"There has been a great deal of waterlogging since mid December, with many orchards saturated," he said. "That's likely to give an increase in diseases, especially canker."
Similar wet conditions in 2012 caused "quite significant tree losses", he added. "The worry is that we will have similar or even greater losses now. The longer this wet period goes on, the greater the risk."
The lack of frosts so far is a further concern, said Barlow. "It means trees aren't shutting down properly so they won't have much vigour when they come back to life in spring and you won't get the quantity and quality of buds you would hope for, which will of course adversely affect the subsequent crop. None of this is definite yet, but we are slightly nervous."

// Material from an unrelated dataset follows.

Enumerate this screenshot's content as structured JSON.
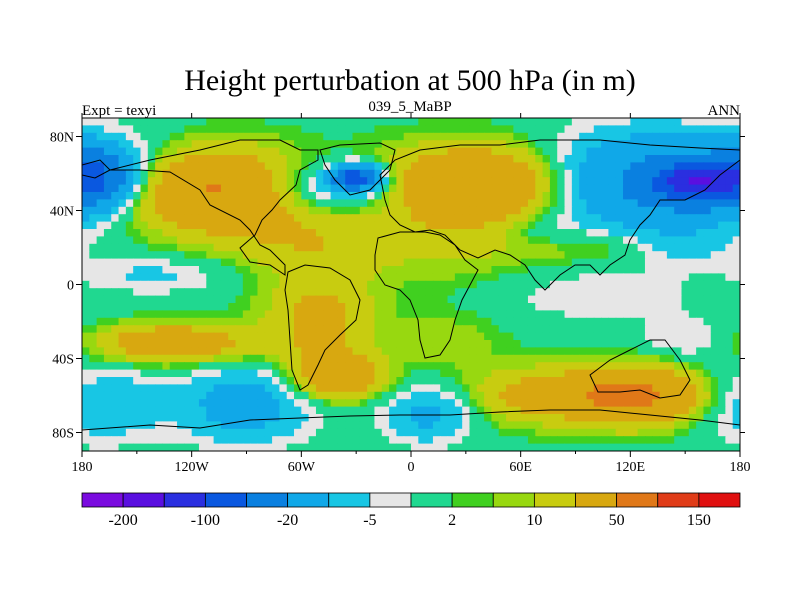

But January has proved to be a bumper month for English apple sales, he pointed out. "We have had a terrific start to the year, with sales to the multiples in the first three weeks up 14 per cent on January 2012, which was a good year, and up 24 per cent on the same period last year."
Thanks to the late start to the season last year and "a strong garden crop" that reduced pre-Christmas sales, there are now plentiful supplies of a range of UK-grown varieties, he explained.
"There is a lot of strong promotional activity but there has to be balance on pricing to give growers enough return to reinvest."
Meanwhile, on the field vegetable side, vegetable consultant David Norman said: "It's a couple of weeks until any land work will be done so it's a bit early to say. If it's still as wet in a month's time then it will be an issue."
Brassica Growers Association chairman Matthew Rawson added: "With the end of the season now in sight, it just makes the job a bit more challenging."
"Wet conditions have continued to add to already saturated land, with many fields needing considerable time to dry out before land work is possible. The earliest growers will be starting planting on the lightest land when conditions allow."